Cells migrate to the primitive streak, and as they enter the embryo the cells separate into two layers. The deep layer joins the hypoblast along its midline, displacing the hypoblast cells to the sides. The first cells to migrate through Hensen's node are destined to become the foregut's pharyngeal endoderm. Once deep within the embryo, the endodermal cells migrate anteriorly and eventually displace the hypoblast cells, causing the hypoblast cells to be confined to a region in the area's anterior portion pellucida.

This pattern appears similar to that of amphibian embryos. Nodal activity is needed to initiate the primitive streak, and that it is the secretion of Cerberus—an antagonist of Nodal—by the primary hypoblast cells that prevent primitive streak formation. As the primary hypoblast cells move away from the PMZ, Cerberus protein is no longer present, allowing Nodal activity (and, therefore, forming the primitive streak) in the posterior epiblast. Once formed, however, the streak secretes its Nodal antagonist—the Lefty protein—which prevents further primitive streaks from forming. Eventually, the Cerberus-secreting hypoblast cells are pushed to the future anterior of the embryo, where they contribute to ensuring that neural cells in this region become forebrain rather than more posterior structures the nervous system. As the primitive streak reaches its maximum length, transcription of the Sonic hedgehog gene (Shh) becomes restricted to the embryo's left side, controlled by activin and its receptor.

=== Mammals ===
In mammalian embryogenesis, differentiation and segregation of cells in the inner cell mass of the blastocyst produces two different layers—the epiblast ("primitive ectoderm") and the hypoblast ("primitive endoderm").

The first segregation of cells within the inner cell mass forms two layers. In contact with the blastocoel, the lower layer is called the primitive endoderm, and it is homologous to the chick embryo hypoblast. While hypoblast cells delaminate ventrally, away from the embryonic pole, to line the blastocoele the remaining cells of the inner cell mass, situated between the hypoblast and the polar trophoblast, become the epiblast.

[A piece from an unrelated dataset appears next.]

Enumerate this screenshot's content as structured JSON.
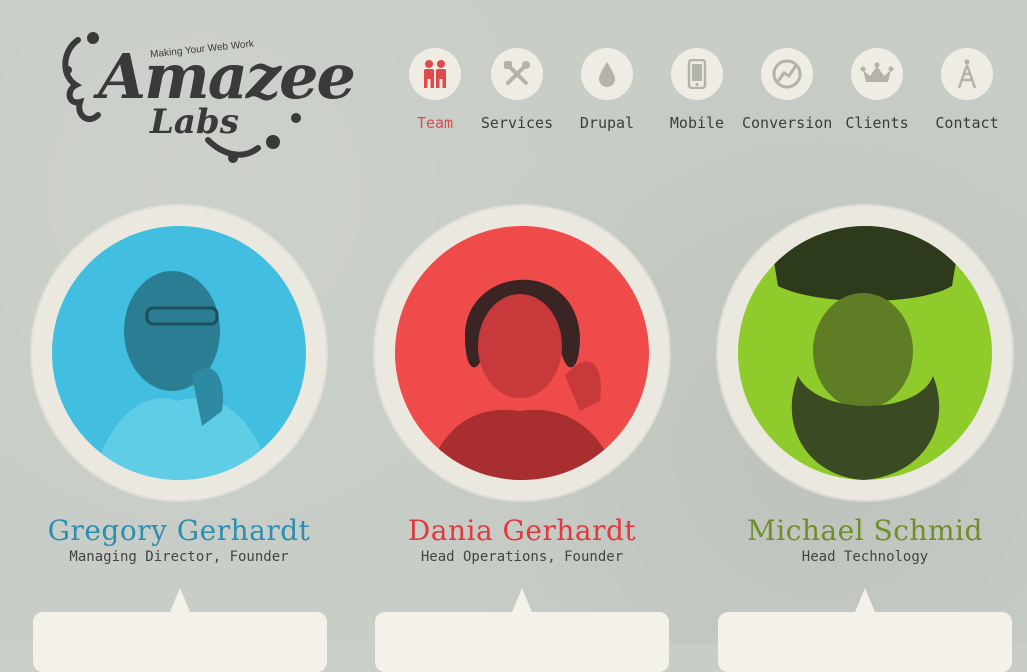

In the mouse primordial germ cells are from epiblast cells. This specification is accompanied by extensive epigenetic reprogramming that involves global DNA demethylation, chromatin reorganization, and imprint erasure which results in totipotency. The mammalian equivalent to the chick hypoblast is called the anterior visceral endoderm (AVE) and creates an anterior region by secreting antagonists of Nodal. In the mouse, (the most studied mammalian model organism for this) the hypoblast restricts Nodal activity using Cerberus and Lefty1 while birds use only Cerberus.

== Fish ==
In fish, the hypoblast is the inner layer of the thickened margin of the epibolizing blastoderm in the gastrulating fish embryo. The hypoblast in fish (but not in birds or mammals) contains the precursors of both the endoderm and mesoderm.

== Genetics ==
The signal transduction pathway, the Wnt pathway, is activated by fibroblast growth factors (FGF) produced by the hypoblast. If the hypoblast is rotated, the orientation of the primitive streak follows the rotation. If FGF signaling is activated in the epiblast margin, Wnt signaling will occur there. The orientation of the primitive streak will change as if the hypoblast had been placed there. The cell migrations that form the primitive streak appear to be regulated by FGFs from the hypoblast, which activates the Wnt planar cell polarity pathway in the epiblast. The Wnt pathway, in turn, is activated by FGFs produced by the hypoblast.